A second limitation that this approach gives rise to, is that the evidence included ranges from research published in the 1970’s up to present day, and is geographically dispersed across global locations. This means that some of the 
findings may be outdated or less relevant to the current U.K. social, economic, and technological climate. However, where possible the evidence has been discussed in relation to up-to-date Home Office data to highlight consistencies and disparities with the relevant context for U.K. FRS’s. 

Finally, the quality of the evidence found varies. In most cases of research investigating ADF-related fatalities, coronial reports and IRS (or equivalent) data are used. Both of these sources are prone to human error and/or rely on the depth and clarity of information provided by the person completing incident related paperwork. This is open to a high degree of variability and may only be as reliable as the information available at the time.

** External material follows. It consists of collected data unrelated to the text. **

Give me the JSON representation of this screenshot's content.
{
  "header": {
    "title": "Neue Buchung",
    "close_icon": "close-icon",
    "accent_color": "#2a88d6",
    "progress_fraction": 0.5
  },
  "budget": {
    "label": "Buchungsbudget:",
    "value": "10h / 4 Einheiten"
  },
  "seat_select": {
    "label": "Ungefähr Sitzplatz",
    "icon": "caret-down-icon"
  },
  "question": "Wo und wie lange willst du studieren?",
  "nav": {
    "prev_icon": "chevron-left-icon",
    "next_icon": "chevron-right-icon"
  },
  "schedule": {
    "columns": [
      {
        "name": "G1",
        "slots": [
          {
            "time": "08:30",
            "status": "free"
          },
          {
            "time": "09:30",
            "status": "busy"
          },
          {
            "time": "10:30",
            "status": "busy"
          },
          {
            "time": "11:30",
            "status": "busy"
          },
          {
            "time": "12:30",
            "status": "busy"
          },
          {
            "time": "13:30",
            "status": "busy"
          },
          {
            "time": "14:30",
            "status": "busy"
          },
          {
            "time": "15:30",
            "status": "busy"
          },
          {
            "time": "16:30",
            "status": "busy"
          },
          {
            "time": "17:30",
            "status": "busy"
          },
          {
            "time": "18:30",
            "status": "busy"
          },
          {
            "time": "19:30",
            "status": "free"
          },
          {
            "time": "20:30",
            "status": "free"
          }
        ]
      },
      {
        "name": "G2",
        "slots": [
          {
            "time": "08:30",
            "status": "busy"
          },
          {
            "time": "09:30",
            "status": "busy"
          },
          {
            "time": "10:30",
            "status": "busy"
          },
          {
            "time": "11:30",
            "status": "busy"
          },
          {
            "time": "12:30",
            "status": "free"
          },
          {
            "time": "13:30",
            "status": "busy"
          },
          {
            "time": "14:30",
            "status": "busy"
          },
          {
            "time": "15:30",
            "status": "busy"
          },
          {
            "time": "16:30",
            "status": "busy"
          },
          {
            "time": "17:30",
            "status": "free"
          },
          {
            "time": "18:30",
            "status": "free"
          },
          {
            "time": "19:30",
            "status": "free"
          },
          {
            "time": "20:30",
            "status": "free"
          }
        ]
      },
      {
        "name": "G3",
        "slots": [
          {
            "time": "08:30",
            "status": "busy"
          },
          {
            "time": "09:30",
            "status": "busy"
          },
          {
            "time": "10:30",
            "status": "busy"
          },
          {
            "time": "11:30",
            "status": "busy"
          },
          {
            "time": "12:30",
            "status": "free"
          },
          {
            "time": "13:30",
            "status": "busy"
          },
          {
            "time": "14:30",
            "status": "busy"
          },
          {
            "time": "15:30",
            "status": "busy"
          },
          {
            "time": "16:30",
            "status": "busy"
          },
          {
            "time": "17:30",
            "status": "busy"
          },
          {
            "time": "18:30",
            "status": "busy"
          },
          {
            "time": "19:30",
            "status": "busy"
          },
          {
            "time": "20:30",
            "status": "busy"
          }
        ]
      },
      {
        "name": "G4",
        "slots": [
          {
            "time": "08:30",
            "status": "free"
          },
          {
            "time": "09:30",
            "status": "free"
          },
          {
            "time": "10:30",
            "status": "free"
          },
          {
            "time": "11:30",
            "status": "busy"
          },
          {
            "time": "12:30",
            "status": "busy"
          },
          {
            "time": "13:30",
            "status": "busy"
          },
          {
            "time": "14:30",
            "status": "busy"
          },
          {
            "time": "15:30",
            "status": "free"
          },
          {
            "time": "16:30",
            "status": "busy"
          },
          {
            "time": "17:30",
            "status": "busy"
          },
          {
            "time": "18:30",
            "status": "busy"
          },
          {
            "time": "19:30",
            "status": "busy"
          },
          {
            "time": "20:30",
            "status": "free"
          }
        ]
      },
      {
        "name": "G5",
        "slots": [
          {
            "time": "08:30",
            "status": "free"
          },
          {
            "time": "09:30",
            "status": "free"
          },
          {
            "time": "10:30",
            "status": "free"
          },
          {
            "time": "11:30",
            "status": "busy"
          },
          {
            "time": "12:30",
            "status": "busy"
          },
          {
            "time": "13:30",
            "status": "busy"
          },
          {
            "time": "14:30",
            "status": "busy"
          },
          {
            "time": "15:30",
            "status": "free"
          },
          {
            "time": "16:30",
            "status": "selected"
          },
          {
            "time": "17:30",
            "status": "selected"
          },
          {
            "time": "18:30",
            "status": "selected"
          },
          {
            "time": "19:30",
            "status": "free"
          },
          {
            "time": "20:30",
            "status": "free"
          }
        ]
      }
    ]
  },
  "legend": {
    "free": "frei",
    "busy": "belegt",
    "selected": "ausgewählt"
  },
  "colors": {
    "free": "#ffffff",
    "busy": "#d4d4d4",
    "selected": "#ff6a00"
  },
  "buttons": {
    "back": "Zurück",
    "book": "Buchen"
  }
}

However, this may be a more accurate reflection of incident information than for fire risk and ADF-related injuries whereby information 
linking human factors to the incident itself vary to an even greater degree. In some cases information is either not gathered at all, or is estimated by responders at the incident, or assumptions are used to link human factors to incident details. This means that there are a number of unknowns or estimations made that may not accurately reflect the features of the incident, thus making future targeting less accurate. What this limitation identifies is a strong need for more research and greater focus on the types of data collected and used by FRS’s at incidents and in order to efficiently target intervention resources for the important need of reducing ADF incidents and protecting life.